4. Ten moment, kiedy okazuje się, że w palazzo Massima jest jakaś średniowieczna sala tortur i już nie wiesz, czy to "365 dni" czy fanfiction o Harrym Potterze i ciemnym lochu w rezydencji Malfoyów. (Spoiler: nie, w sali tortur nie ma seksu, tylko tortury.)

5. Ten moment, kiedy Laura - polska patriotka, nieodrodna córa nadwiślańskich pól i łąk - żąda od Massima, żeby na kolację były pierogi.

6. Ten moment, kiedy zastanawiasz się, czy naprawdę product placement Moliera2 trwa już trzecią minutę.

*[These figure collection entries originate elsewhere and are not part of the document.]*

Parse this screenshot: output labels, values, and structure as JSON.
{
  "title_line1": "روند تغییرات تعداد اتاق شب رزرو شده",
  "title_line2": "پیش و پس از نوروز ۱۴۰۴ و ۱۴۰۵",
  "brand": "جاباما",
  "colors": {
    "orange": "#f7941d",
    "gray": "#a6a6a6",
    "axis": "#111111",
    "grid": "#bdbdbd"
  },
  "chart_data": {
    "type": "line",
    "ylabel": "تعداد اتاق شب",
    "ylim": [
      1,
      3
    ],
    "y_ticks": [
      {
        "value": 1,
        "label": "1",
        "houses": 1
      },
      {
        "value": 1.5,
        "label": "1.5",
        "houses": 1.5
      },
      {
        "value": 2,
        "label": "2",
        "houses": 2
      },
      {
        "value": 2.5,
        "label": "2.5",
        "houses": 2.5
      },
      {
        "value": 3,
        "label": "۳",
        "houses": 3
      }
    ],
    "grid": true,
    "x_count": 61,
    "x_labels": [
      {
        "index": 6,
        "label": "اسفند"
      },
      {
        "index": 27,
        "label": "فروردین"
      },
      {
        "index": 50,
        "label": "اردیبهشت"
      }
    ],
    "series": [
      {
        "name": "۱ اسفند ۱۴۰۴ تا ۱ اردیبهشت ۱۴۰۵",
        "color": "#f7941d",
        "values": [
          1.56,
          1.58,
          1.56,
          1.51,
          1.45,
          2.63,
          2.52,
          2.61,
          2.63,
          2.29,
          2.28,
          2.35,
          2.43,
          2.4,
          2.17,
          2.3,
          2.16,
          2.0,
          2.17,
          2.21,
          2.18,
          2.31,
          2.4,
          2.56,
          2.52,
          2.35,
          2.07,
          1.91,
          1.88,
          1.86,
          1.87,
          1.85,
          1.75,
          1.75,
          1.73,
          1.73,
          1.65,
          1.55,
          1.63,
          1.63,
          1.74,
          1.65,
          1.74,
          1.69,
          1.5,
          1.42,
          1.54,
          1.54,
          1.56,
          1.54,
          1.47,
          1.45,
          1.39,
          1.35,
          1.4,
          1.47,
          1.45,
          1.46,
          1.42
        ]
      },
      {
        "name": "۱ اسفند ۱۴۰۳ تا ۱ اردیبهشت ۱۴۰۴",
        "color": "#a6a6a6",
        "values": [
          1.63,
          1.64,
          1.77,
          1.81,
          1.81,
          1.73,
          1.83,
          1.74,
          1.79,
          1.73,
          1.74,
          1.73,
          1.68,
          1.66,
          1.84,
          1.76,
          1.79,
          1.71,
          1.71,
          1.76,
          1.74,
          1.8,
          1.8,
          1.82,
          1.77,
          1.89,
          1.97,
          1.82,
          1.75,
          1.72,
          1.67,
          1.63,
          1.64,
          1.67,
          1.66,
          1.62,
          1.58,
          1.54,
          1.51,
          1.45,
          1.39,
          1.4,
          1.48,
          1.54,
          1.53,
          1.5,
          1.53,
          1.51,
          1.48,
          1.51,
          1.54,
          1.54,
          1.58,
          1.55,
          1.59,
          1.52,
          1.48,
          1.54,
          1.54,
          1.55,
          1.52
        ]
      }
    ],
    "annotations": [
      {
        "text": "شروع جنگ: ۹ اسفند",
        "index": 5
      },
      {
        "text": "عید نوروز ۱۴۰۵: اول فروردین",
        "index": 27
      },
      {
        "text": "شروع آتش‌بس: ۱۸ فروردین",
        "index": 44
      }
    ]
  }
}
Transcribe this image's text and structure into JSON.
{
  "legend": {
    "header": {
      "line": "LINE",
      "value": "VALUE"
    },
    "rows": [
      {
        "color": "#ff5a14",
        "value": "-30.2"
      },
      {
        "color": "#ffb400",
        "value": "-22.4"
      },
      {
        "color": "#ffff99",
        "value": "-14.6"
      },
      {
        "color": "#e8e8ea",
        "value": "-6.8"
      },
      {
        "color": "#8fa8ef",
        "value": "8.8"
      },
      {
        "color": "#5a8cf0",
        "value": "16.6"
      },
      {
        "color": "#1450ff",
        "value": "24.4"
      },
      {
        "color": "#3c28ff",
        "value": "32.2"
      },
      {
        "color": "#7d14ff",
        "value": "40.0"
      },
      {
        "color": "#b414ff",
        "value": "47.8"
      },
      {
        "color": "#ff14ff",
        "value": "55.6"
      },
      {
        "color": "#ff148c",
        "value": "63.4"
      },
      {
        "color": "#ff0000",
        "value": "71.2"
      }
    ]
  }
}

7. Ten moment, kiedy Massimo mówi buntowniczej Laurze, która nadal nie chce uprawiać z nim seksu, że zaraz zobaczy, co traci. W tym celu przykuwa ją do łóżka i zaprasza do pokoju inną kobietę, która - w ramach pokazywania Laurze, co traci - robi mu blowjoba, a wszystko odbywa się pod olbrzymim malowidłem przedstawiającym Massima i lwa.

8. Ten moment, kiedy dzielna Polka wyrywa się swojemu porywaczowi i szuka ucieczki na tarasie widokowym, bo to tam zazwyczaj można ją znaleźć.

9. Ten moment, kiedy Massimo bierze prysznic razem z Laurą, ona z uwagą przygląda się okolicom jego krocza, a on zadaje bystre pytanie "Dlaczego na niego patrzysz?".

10. Ten moment, kiedy w pierwszej scenie ojciec Massima mówi zdanie: "Piękne kobiety są piekłem dla duszy, ale rajem dla oczu".

A ty jeszcze nie wiesz, że ten film będzie dokładnie tym.

To jest ASZdziennik, ale żaden moment nie został zmyślony.